In ritardo sulla tabella di marcia e messo in discussione dopo le morti sull'Annapurna e sul Kanchenjunga, Purja raggiunge la vetta dei tre ottomila vicini, l'Everest il 22 maggio, il Lhotse il 22 maggio e il Makalu il 24 maggio, in un tempo record di 48 ore, scattando una fotografia della grande coda che si era formata all'Hillary Step sull'Everest, che è diventata virale ed è stata ristampata sulla prima pagina del New York Times. Il film torna al periodo precedente l'inizio della scalata, con interviste alla moglie e ai fratelli di Purja sulla sua prima vita e carriera nei Gurkas e nello Special Boat Squadron (SBS), nonché sui sacrifici e sui rischi finanziari che Purja ha corso per creare il Project Possible. Veniamo anche a sapere che sua madre non sta bene e che ha sfiorato la morte a causa di un proiettile di cecchino in faccia mentre era in servizio con l'SBS.
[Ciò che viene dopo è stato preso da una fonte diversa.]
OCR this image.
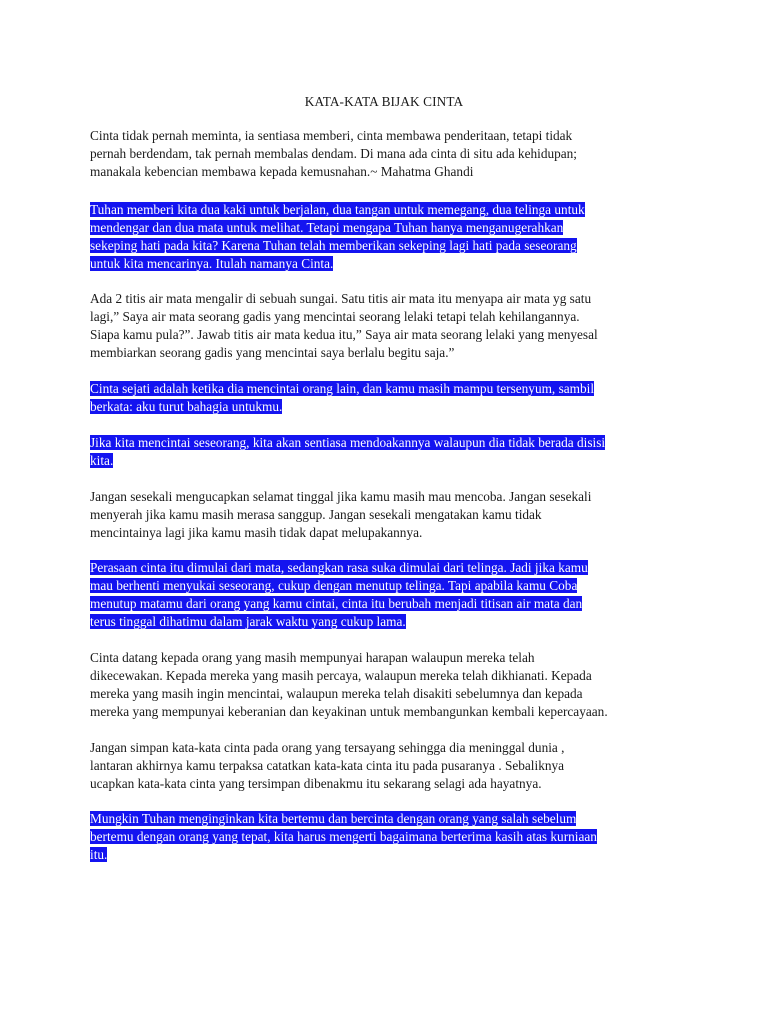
KATA-KATA BIJAK CINTA
Cinta tidak pernah meminta, ia sentiasa memberi, cinta membawa penderitaan, tetapi tidak
pernah berdendam, tak pernah membalas dendam. Di mana ada cinta di situ ada kehidupan;
manakala kebencian membawa kepada kemusnahan.~ Mahatma Ghandi
Tuhan memberi kita dua kaki untuk berjalan, dua tangan untuk memegang, dua telinga untuk
mendengar dan dua mata untuk melihat. Tetapi mengapa Tuhan hanya menganugerahkan
sekeping hati pada kita? Karena Tuhan telah memberikan sekeping lagi hati pada seseorang
untuk kita mencarinya. Itulah namanya Cinta.
Ada 2 titis air mata mengalir di sebuah sungai. Satu titis air mata itu menyapa air mata yg satu
lagi,” Saya air mata seorang gadis yang mencintai seorang lelaki tetapi telah kehilangannya.
Siapa kamu pula?”. Jawab titis air mata kedua itu,” Saya air mata seorang lelaki yang menyesal
membiarkan seorang gadis yang mencintai saya berlalu begitu saja.”
Cinta sejati adalah ketika dia mencintai orang lain, dan kamu masih mampu tersenyum, sambil
berkata: aku turut bahagia untukmu.
Jika kita mencintai seseorang, kita akan sentiasa mendoakannya walaupun dia tidak berada disisi
kita.
Jangan sesekali mengucapkan selamat tinggal jika kamu masih mau mencoba. Jangan sesekali
menyerah jika kamu masih merasa sanggup. Jangan sesekali mengatakan kamu tidak
mencintainya lagi jika kamu masih tidak dapat melupakannya.
Perasaan cinta itu dimulai dari mata, sedangkan rasa suka dimulai dari telinga. Jadi jika kamu
mau berhenti menyukai seseorang, cukup dengan menutup telinga. Tapi apabila kamu Coba
menutup matamu dari orang yang kamu cintai, cinta itu berubah menjadi titisan air mata dan
terus tinggal dihatimu dalam jarak waktu yang cukup lama.
Cinta datang kepada orang yang masih mempunyai harapan walaupun mereka telah
dikecewakan. Kepada mereka yang masih percaya, walaupun mereka telah dikhianati. Kepada
mereka yang masih ingin mencintai, walaupun mereka telah disakiti sebelumnya dan kepada
mereka yang mempunyai keberanian dan keyakinan untuk membangunkan kembali kepercayaan.
Jangan simpan kata-kata cinta pada orang yang tersayang sehingga dia meninggal dunia ,
lantaran akhirnya kamu terpaksa catatkan kata-kata cinta itu pada pusaranya . Sebaliknya
ucapkan kata-kata cinta yang tersimpan dibenakmu itu sekarang selagi ada hayatnya.
Mungkin Tuhan menginginkan kita bertemu dan bercinta dengan orang yang salah sebelum
bertemu dengan orang yang tepat, kita harus mengerti bagaimana berterima kasih atas kurniaan
itu.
Purja passa poi agli ottomila del Karakorum, raggiungendo la vetta del Nanga Parbat il 3 luglio, ma subendo una caduta di 100 metri durante la discesa, arrestata solo quando è riuscito ad aggrapparsi a una corda fissa casuale che era stata lasciata indietro. Purja racconta alla telecamera: "Mi dico sempre che non morirò oggi. Forse domani, ma non oggi". In seguito raggiunge la vetta del Gasherbrum I il 15 luglio e del Gasherbrum II il 18 luglio. Quando Purja arriva al K2 (uno degli ottomila più pericolosi), il morale al Campo Base è molto basso e l'alto livello di valanghe ha fatto sì che la maggior parte delle squadre si preparasse ad abbandonare la scalata. La squadra di Purja stappa delle bottiglie e organizza una festa per risollevare gli animi. Il giorno successivo, Purja e il suo team iniziano a scalare il K2 e all'una di notte (quando la neve è più dura e stabile) posano le corde fisse nella pericolosa sezione Bottleneck della scalata. Purja raggiunge la vetta del K2 il 24 luglio e, nei due giorni successivi, altri 24 alpinisti utilizzano le corde fisse posate dalla sua squadra per raggiungere la vetta. Due giorni dopo, Purja raggiunge la vetta del Broad Peak il 26 luglio, completando così un'impresa di 23 giorni per scalare i 5 ottomila del Karakorum.
Purja torna di corsa a Kathmandu per stare accanto alla madre che ha subito un infarto. Torna quindi in cima al Cho Oyu il 23 settembre e al Manaslu il 27 settembre. Passa poi alcune settimane a fare pressioni sui politici nepalesi affinché lo aiutino a ottenere un permesso dai cinesi per scalare lo Shishapangma in Tibet, che raggiunge con successo il 29 ottobre 2019. Purja chiama sua madre, ormai in fin di vita, dalla vetta: "Ce l'abbiamo fatta". Più tardi vediamo Purja riunirsi con sua madre e con i media di tutto il mondo per celebrare la conclusione del suo Project Possible.